Jakarta, Ahad.co.id- Ketua Komite III DPD RI Fahira Idris mengecam aksi penghadangan disertai ancaman yang diterima aktivis Gerakan 2019 Ganti Presiden Neno Warisman di Bandara Hang Nadim, Batam. Aksi yang bertujuan untuk menghalangi dan menggagalkan Deklarasi Gerakan 2019 Ganti Presiden di Kota Batam ini dinilai mencederai demokrasi, melanggar peraturan, dan meruntuhkan wibawa negara karena dilakukan di obyek vital yang harusnya dilindungi dari gangguan keamanan.
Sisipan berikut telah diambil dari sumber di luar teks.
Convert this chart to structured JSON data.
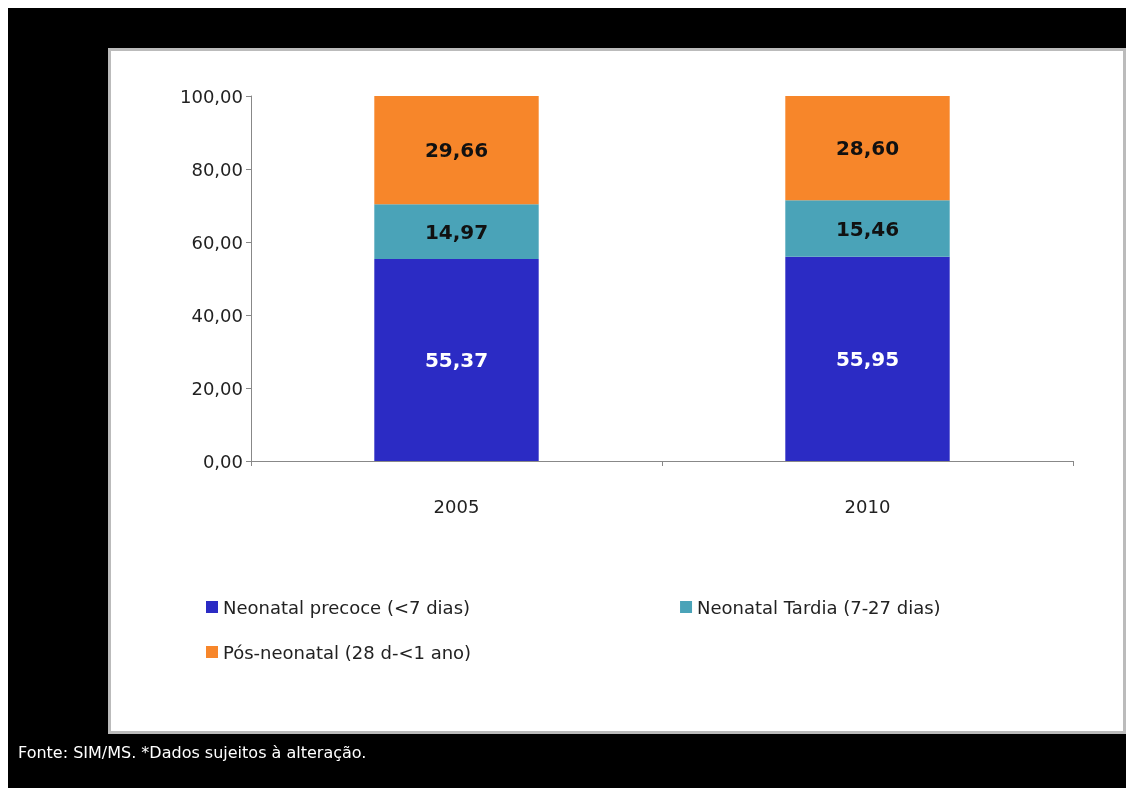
{
  "chart_data": {
    "type": "bar",
    "stacked": true,
    "categories": [
      "2005",
      "2010"
    ],
    "series": [
      {
        "name": "Neonatal precoce (<7 dias)",
        "color": "#2b2bc4",
        "values": [
          55.37,
          55.95
        ],
        "value_labels": [
          "55,37",
          "55,95"
        ]
      },
      {
        "name": "Neonatal Tardia (7-27 dias)",
        "color": "#4aa3b8",
        "values": [
          14.97,
          15.46
        ],
        "value_labels": [
          "14,97",
          "15,46"
        ]
      },
      {
        "name": "Pós-neonatal (28 d-<1 ano)",
        "color": "#f7862a",
        "values": [
          29.66,
          28.6
        ],
        "value_labels": [
          "29,66",
          "28,60"
        ]
      }
    ],
    "ylim": [
      0,
      100
    ],
    "yticks": [
      {
        "value": 0,
        "label": "0,00"
      },
      {
        "value": 20,
        "label": "20,00"
      },
      {
        "value": 40,
        "label": "40,00"
      },
      {
        "value": 60,
        "label": "60,00"
      },
      {
        "value": 80,
        "label": "80,00"
      },
      {
        "value": 100,
        "label": "100,00"
      }
    ],
    "grid": false,
    "legend": "bottom",
    "annotations": [
      "Fonte: SIM/MS. *Dados sujeitos à alteração."
    ]
  }
}
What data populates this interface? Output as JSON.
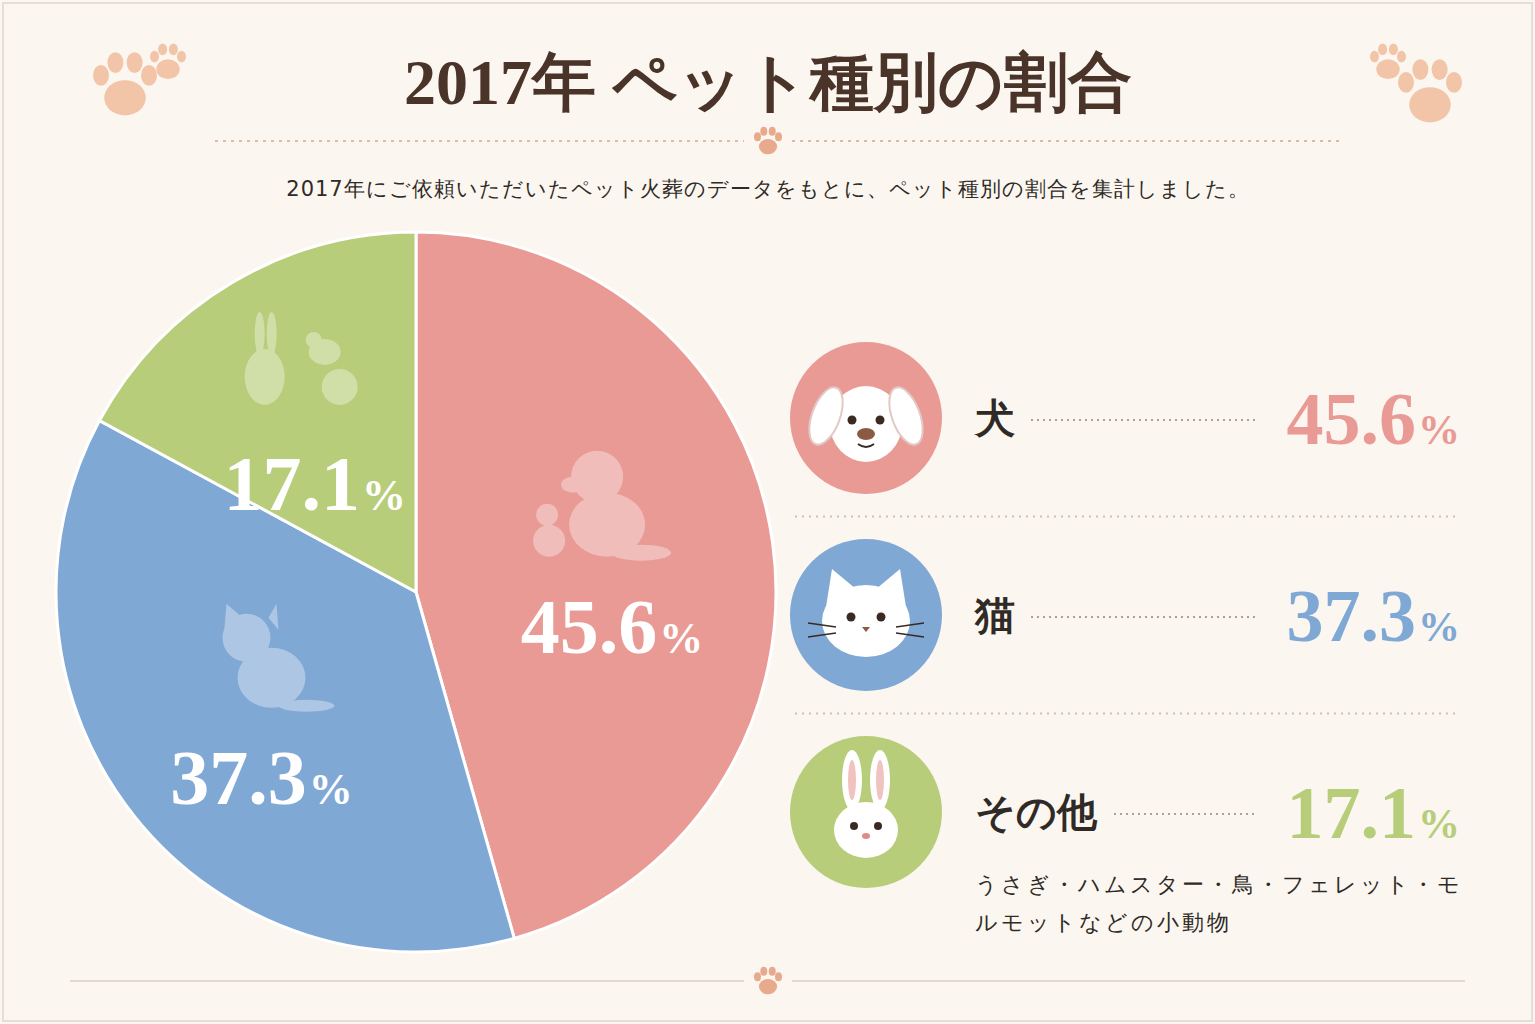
{
  "chart_data": {
    "type": "pie",
    "title": "2017年 ペット種別の割合",
    "subtitle": "2017年にご依頼いただいたペット火葬のデータをもとに、ペット種別の割合を集計しました。",
    "categories": [
      "犬",
      "猫",
      "その他"
    ],
    "values": [
      45.6,
      37.3,
      17.1
    ],
    "value_labels": [
      "45.6%",
      "37.3%",
      "17.1%"
    ],
    "colors": [
      "#e99a95",
      "#7fa8d5",
      "#b7cd7a"
    ],
    "data_labels": true,
    "annotations": [
      "うさぎ・ハムスター・鳥・フェレット・モルモットなどの小動物"
    ]
  }
}
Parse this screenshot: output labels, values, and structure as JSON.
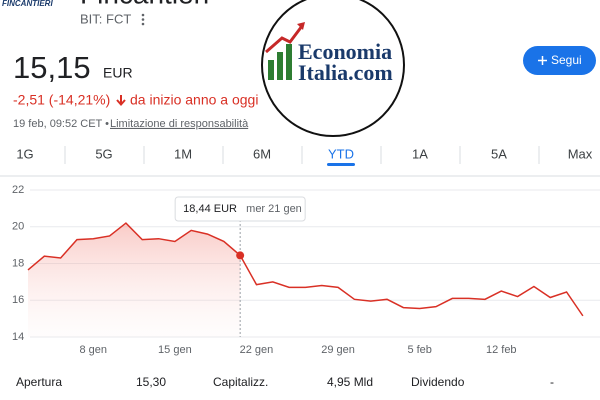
{
  "header": {
    "logo": "FINCANTIERI",
    "title": "Fincantieri",
    "ticker": "BIT: FCT",
    "price": "15,15",
    "currency": "EUR",
    "change": "-2,51 (-14,21%)",
    "change_period": "da inizio anno a oggi",
    "timestamp": "19 feb, 09:52 CET •",
    "disclaimer": "Limitazione di responsabilità",
    "follow_button": "Segui"
  },
  "watermark": {
    "line1": "Economia",
    "line2": "Italia.com"
  },
  "tabs": {
    "items": [
      "1G",
      "5G",
      "1M",
      "6M",
      "YTD",
      "1A",
      "5A",
      "Max"
    ],
    "selected": 4
  },
  "chart_data": {
    "type": "line",
    "color": "#d93025",
    "categories": [
      null,
      null,
      null,
      null,
      "8 gen",
      null,
      null,
      null,
      null,
      "15 gen",
      null,
      null,
      null,
      null,
      "22 gen",
      null,
      null,
      null,
      null,
      "29 gen",
      null,
      null,
      null,
      null,
      "5 feb",
      null,
      null,
      null,
      null,
      "12 feb",
      null,
      null,
      null,
      null,
      null
    ],
    "values": [
      17.65,
      18.4,
      18.3,
      19.3,
      19.35,
      19.5,
      20.2,
      19.3,
      19.35,
      19.2,
      19.8,
      19.6,
      19.2,
      18.44,
      16.85,
      17.0,
      16.7,
      16.7,
      16.8,
      16.7,
      16.05,
      15.95,
      16.05,
      15.6,
      15.55,
      15.65,
      16.1,
      16.1,
      16.05,
      16.5,
      16.2,
      16.75,
      16.15,
      16.45,
      15.15
    ],
    "value_labels": [
      null,
      null,
      null,
      null,
      null,
      null,
      null,
      null,
      null,
      null,
      null,
      null,
      null,
      "18,44 EUR",
      null,
      null,
      null,
      null,
      null,
      null,
      null,
      null,
      null,
      null,
      null,
      null,
      null,
      null,
      null,
      null,
      null,
      null,
      null,
      null,
      null
    ],
    "tooltip_date": "mer 21 gen",
    "ylim": [
      14,
      22
    ],
    "yticks": [
      14,
      16,
      18,
      20,
      22
    ],
    "grid": true
  },
  "stats": [
    {
      "label": "Apertura",
      "value": "15,30"
    },
    {
      "label": "Capitalizz.",
      "value": "4,95 Mld"
    },
    {
      "label": "Dividendo",
      "value": "-"
    }
  ]
}
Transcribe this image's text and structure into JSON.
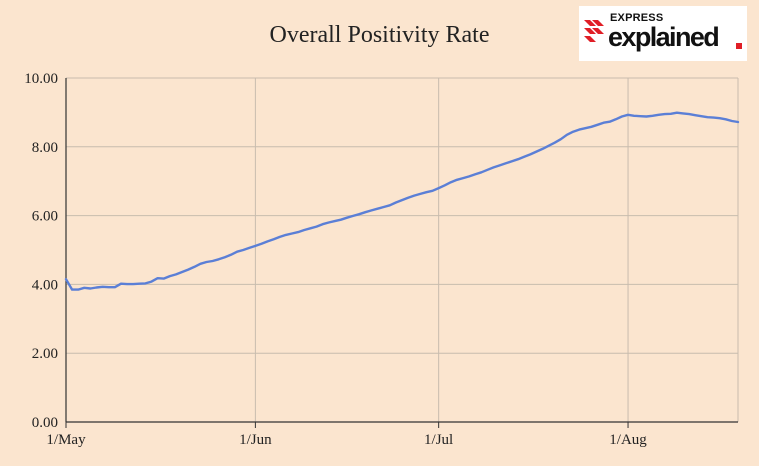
{
  "chart_data": {
    "type": "line",
    "title": "Overall Positivity Rate",
    "xlabel": "",
    "ylabel": "",
    "ylim": [
      0,
      10
    ],
    "yticks": [
      "0.00",
      "2.00",
      "4.00",
      "6.00",
      "8.00",
      "10.00"
    ],
    "xticks": [
      "1/May",
      "1/Jun",
      "1/Jul",
      "1/Aug"
    ],
    "grid": true,
    "colors": {
      "line": "#5b7fd6",
      "grid": "#c8bcae",
      "axis": "#333333",
      "background": "#fbe5cf"
    },
    "series": [
      {
        "x": [
          "05-01",
          "05-02",
          "05-03",
          "05-04",
          "05-05",
          "05-06",
          "05-07",
          "05-08",
          "05-09",
          "05-10",
          "05-11",
          "05-12",
          "05-13",
          "05-14",
          "05-15",
          "05-16",
          "05-17",
          "05-18",
          "05-19",
          "05-20",
          "05-21",
          "05-22",
          "05-23",
          "05-24",
          "05-25",
          "05-26",
          "05-27",
          "05-28",
          "05-29",
          "05-30",
          "05-31",
          "06-01",
          "06-02",
          "06-03",
          "06-04",
          "06-05",
          "06-06",
          "06-07",
          "06-08",
          "06-09",
          "06-10",
          "06-11",
          "06-12",
          "06-13",
          "06-14",
          "06-15",
          "06-16",
          "06-17",
          "06-18",
          "06-19",
          "06-20",
          "06-21",
          "06-22",
          "06-23",
          "06-24",
          "06-25",
          "06-26",
          "06-27",
          "06-28",
          "06-29",
          "06-30",
          "07-01",
          "07-02",
          "07-03",
          "07-04",
          "07-05",
          "07-06",
          "07-07",
          "07-08",
          "07-09",
          "07-10",
          "07-11",
          "07-12",
          "07-13",
          "07-14",
          "07-15",
          "07-16",
          "07-17",
          "07-18",
          "07-19",
          "07-20",
          "07-21",
          "07-22",
          "07-23",
          "07-24",
          "07-25",
          "07-26",
          "07-27",
          "07-28",
          "07-29",
          "07-30",
          "07-31",
          "08-01",
          "08-02",
          "08-03",
          "08-04",
          "08-05",
          "08-06",
          "08-07",
          "08-08",
          "08-09",
          "08-10",
          "08-11",
          "08-12",
          "08-13",
          "08-14",
          "08-15",
          "08-16",
          "08-17",
          "08-18",
          "08-19"
        ],
        "y": [
          4.15,
          3.85,
          3.85,
          3.9,
          3.88,
          3.91,
          3.93,
          3.92,
          3.92,
          4.02,
          4.01,
          4.01,
          4.02,
          4.03,
          4.08,
          4.18,
          4.17,
          4.24,
          4.29,
          4.36,
          4.43,
          4.51,
          4.6,
          4.65,
          4.68,
          4.73,
          4.79,
          4.86,
          4.95,
          5.0,
          5.06,
          5.12,
          5.18,
          5.25,
          5.31,
          5.38,
          5.44,
          5.48,
          5.52,
          5.58,
          5.63,
          5.68,
          5.75,
          5.8,
          5.84,
          5.88,
          5.94,
          5.99,
          6.04,
          6.1,
          6.15,
          6.2,
          6.25,
          6.3,
          6.38,
          6.45,
          6.52,
          6.58,
          6.63,
          6.68,
          6.72,
          6.8,
          6.88,
          6.97,
          7.04,
          7.09,
          7.14,
          7.2,
          7.26,
          7.33,
          7.4,
          7.46,
          7.52,
          7.58,
          7.64,
          7.71,
          7.78,
          7.86,
          7.94,
          8.03,
          8.12,
          8.22,
          8.35,
          8.44,
          8.5,
          8.54,
          8.58,
          8.64,
          8.7,
          8.73,
          8.8,
          8.88,
          8.93,
          8.9,
          8.89,
          8.88,
          8.9,
          8.93,
          8.95,
          8.96,
          8.99,
          8.97,
          8.95,
          8.92,
          8.89,
          8.86,
          8.85,
          8.83,
          8.8,
          8.75,
          8.72
        ]
      }
    ]
  },
  "logo": {
    "top_text": "EXPRESS",
    "bottom_text": "explained"
  },
  "colors": {
    "logo_red": "#e01e26"
  }
}
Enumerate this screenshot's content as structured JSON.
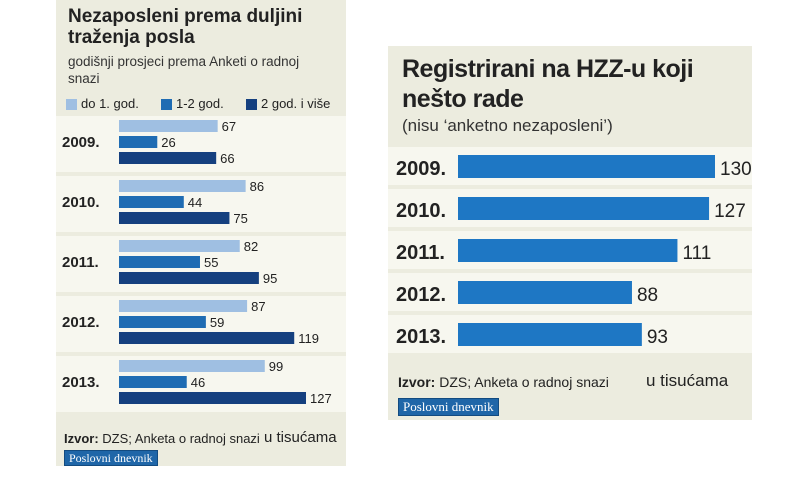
{
  "colors": {
    "light": "#9fbfe2",
    "mid": "#1f6cb3",
    "dark": "#15407f",
    "right_bar": "#1e77c4",
    "panel": "#ececdf",
    "row_alt": "#f7f7ef"
  },
  "left": {
    "title": "Nezaposleni prema duljini traženja posla",
    "subtitle": "godišnji prosjeci prema Anketi o radnoj snazi",
    "source_prefix": "Izvor:",
    "source_text": " DZS; Anketa o radnoj snazi",
    "unit": "u tisućama",
    "logo": "Poslovni dnevnik"
  },
  "right": {
    "title": "Registrirani na HZZ-u koji nešto rade",
    "subtitle": "(nisu ‘anketno nezaposleni’)",
    "source_prefix": "Izvor:",
    "source_text": " DZS; Anketa o radnoj snazi",
    "unit": "u tisućama",
    "logo": "Poslovni dnevnik"
  },
  "chart_data": [
    {
      "type": "bar",
      "orientation": "horizontal",
      "title": "Nezaposleni prema duljini traženja posla",
      "subtitle": "godišnji prosjeci prema Anketi o radnoj snazi",
      "categories": [
        "2009.",
        "2010.",
        "2011.",
        "2012.",
        "2013."
      ],
      "series": [
        {
          "name": "do 1. god.",
          "color": "#9fbfe2",
          "values": [
            67,
            86,
            82,
            87,
            99
          ]
        },
        {
          "name": "1-2 god.",
          "color": "#1f6cb3",
          "values": [
            26,
            44,
            55,
            59,
            46
          ]
        },
        {
          "name": "2 god. i više",
          "color": "#15407f",
          "values": [
            66,
            75,
            95,
            119,
            127
          ]
        }
      ],
      "xlabel": "u tisućama",
      "ylabel": "",
      "xlim": [
        0,
        127
      ],
      "legend": "top",
      "grid": false,
      "source": "Izvor: DZS; Anketa o radnoj snazi"
    },
    {
      "type": "bar",
      "orientation": "horizontal",
      "title": "Registrirani na HZZ-u koji nešto rade",
      "subtitle": "(nisu ‘anketno nezaposleni’)",
      "categories": [
        "2009.",
        "2010.",
        "2011.",
        "2012.",
        "2013."
      ],
      "series": [
        {
          "name": "Registrirani",
          "color": "#1e77c4",
          "values": [
            130,
            127,
            111,
            88,
            93
          ]
        }
      ],
      "xlabel": "u tisućama",
      "ylabel": "",
      "xlim": [
        0,
        130
      ],
      "legend": "none",
      "grid": false,
      "source": "Izvor: DZS; Anketa o radnoj snazi"
    }
  ]
}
“Bagi saya kejadian ini memalukan. Ini (penghadangan di bandara kepada tokoh yang kritis terhadap Pemerintah) bukan kali pertama terjadi. Saya harap Presiden Jokowi aware terhadap kasus ini dan mengultimatum pendukungnya untuk stop menghadang tokoh-tokoh yang kritis. Kejadian seperti ini malah merugikan Presiden sendiri,” tukas Fahira Idris, di Komplek Parlemen, Senayan, Jakarta (30/7).
Senator atau Anggota DPD DKI Jakarta ini mengkhawatirkan ada paradigma yang keliru di benak para pendukung Jokowi bahwa jika ada tokoh yang mengkritik Pemerintahan atau ada gerakan yang menyuarakan mengganti Presiden secara konstitusional lewat Pemilu 2019 adalah bentuk atau sikap anti Pancasila dan NKRI, radikal, bahkan dianggap penyebar SARA dan kebencian. Padahal, kritik dan Gerakan 2019 ganti presiden sebuah hal yang biasa dalam negera demokrasi bahkan dilindungi undang-undang.
“Saya khawatir paradigma ini yang ada dibenak orang-orang yang menghadang Mbak Neno di Batam kemarin. Karena merasa membela Presiden dan menganggap yang mereka hadang orang yang anti NKRI, mereka merasa sah-sah saja demo dan melakukan penghadangan di bandara. Ini kan bentuk kegagalan berpikir. Makanya presiden harus ultimatum pendukungnya,” tegas Fahira.